Something caught my eye protruding from the nearside bank just above water level. It was only tiny and on this occasion had nothing at all to do with bugs or insects. I could see it was a vessel of some kind and had printing on the facing side. I got down into the water's edge to investigate and could see it was a very small pot of some description. In the best 'Time Team' manner I carefully extracted it from the muddy bank and was amazed to find it was complete and looked at first sight like a Victorian potion jar.



Having scouted around for any more finds (I did manage a couple more) I wrapped the jar, put it in my camera bag and continued with my planned walk.
On reaching home a couple of hours later I cleaned my bottles and then set about doing some research on them. The little potion jar as expected was my star find and research into this one was relatively easy, there's been quite a lot written on the subject. Reproduced below is a trade advert for the cure-all published in the Exeter Flying Post, 20 July 1826


It seems that this product was first sold to the general public in around 1820 I've seen three examples of this little jar, each one varying a little from the other and it seems that my one is one of the earliest examples making it close to 200 years old.

The Poor Man’s Friend remained available until the mid-20th century, but made the news in 2003 when Bridport Museum bought the secret recipe for £480. Its composition, in the words of the Daily Mail, was ‘nothing more than 95% lard and beeswax’. Nothing, that is, except the other 5% - a fragrant but dangerous concoction of mercurous chloride, sugar of lead, mercuric oxide, zinc oxide, bismuth oxide, red pigments and oils of rose, bergamot and lavender.

Giles Laurence Roberts, proprietor of the Poor Man’s Friend, didn’t have a great start in life. Born in April 1766 in Bridport, Dorset, he contracted smallpox when he was nine months old. Although he recovered, he then got rickets and was unable to walk until the age of five.

His successors describe his physical appearance as follows: He was short in stature, being only about five feet high, dark complexion, a beautiful black eye, and in his younger days long black hair falling on his shoulders.
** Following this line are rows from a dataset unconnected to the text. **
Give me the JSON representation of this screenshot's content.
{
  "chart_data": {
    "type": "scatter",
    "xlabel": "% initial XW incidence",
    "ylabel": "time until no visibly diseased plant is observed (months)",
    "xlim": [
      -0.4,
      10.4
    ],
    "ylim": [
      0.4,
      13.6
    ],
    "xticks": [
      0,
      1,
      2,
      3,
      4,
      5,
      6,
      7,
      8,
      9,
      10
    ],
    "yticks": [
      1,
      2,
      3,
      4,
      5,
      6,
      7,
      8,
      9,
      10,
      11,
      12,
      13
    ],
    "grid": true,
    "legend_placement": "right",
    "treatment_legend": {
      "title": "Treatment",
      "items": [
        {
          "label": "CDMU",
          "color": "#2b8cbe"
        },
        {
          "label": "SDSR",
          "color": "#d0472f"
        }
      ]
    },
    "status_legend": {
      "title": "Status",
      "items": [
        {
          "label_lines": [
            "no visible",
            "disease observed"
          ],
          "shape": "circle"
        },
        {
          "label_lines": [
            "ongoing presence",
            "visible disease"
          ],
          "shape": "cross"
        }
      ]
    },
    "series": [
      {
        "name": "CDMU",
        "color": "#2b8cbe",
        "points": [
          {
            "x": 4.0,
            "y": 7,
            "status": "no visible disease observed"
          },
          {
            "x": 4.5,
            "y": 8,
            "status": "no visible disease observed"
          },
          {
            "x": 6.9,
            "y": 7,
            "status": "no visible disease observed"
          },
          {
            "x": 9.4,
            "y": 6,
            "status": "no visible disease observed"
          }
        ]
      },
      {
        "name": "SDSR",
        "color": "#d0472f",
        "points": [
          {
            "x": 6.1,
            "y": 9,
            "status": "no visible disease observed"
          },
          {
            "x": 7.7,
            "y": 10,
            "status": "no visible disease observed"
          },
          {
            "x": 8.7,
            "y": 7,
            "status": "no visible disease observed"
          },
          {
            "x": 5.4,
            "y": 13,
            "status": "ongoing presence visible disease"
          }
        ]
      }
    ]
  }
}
In his dress, and appearance generally, he was singular and original, bearing mostly the character of a Quaker or Friend.


The other bottles I found today beside the little Brook were a stoneware/salt-glazed jar stamped 'Lovett & Lovett Notts Langley Mill'
This one is probably Edwardian as the mill was run under this name between 1900 and the end of the first world war. Quite what it's contents would have been is unknown to me at this stage.

There was also a little Victorian boat shaped ink bottle in glass.
Note in the photo below the indentations into which the old pens were placed. Boat inks occur in a wide range of colours from aqua (common) to cobalt extremely rare .



And so....not what I was expecting from my walk today but a pleasant & interesting find all the same.




3 comments:

  1. A good find ..you never can tell what you will come home with next....

    ReplyDelete
  2. Fantastic finds I love that little pot of poor man's friend that is gorgeous. Would love to go scouting with you one day JJ.

    ReplyDelete
  3. Thank-you Louise.
    Yes, it's a nice little pot! You'd be welcome to come 'hunting' but not sure about the distance and then there's the dirty knees and muddy boots.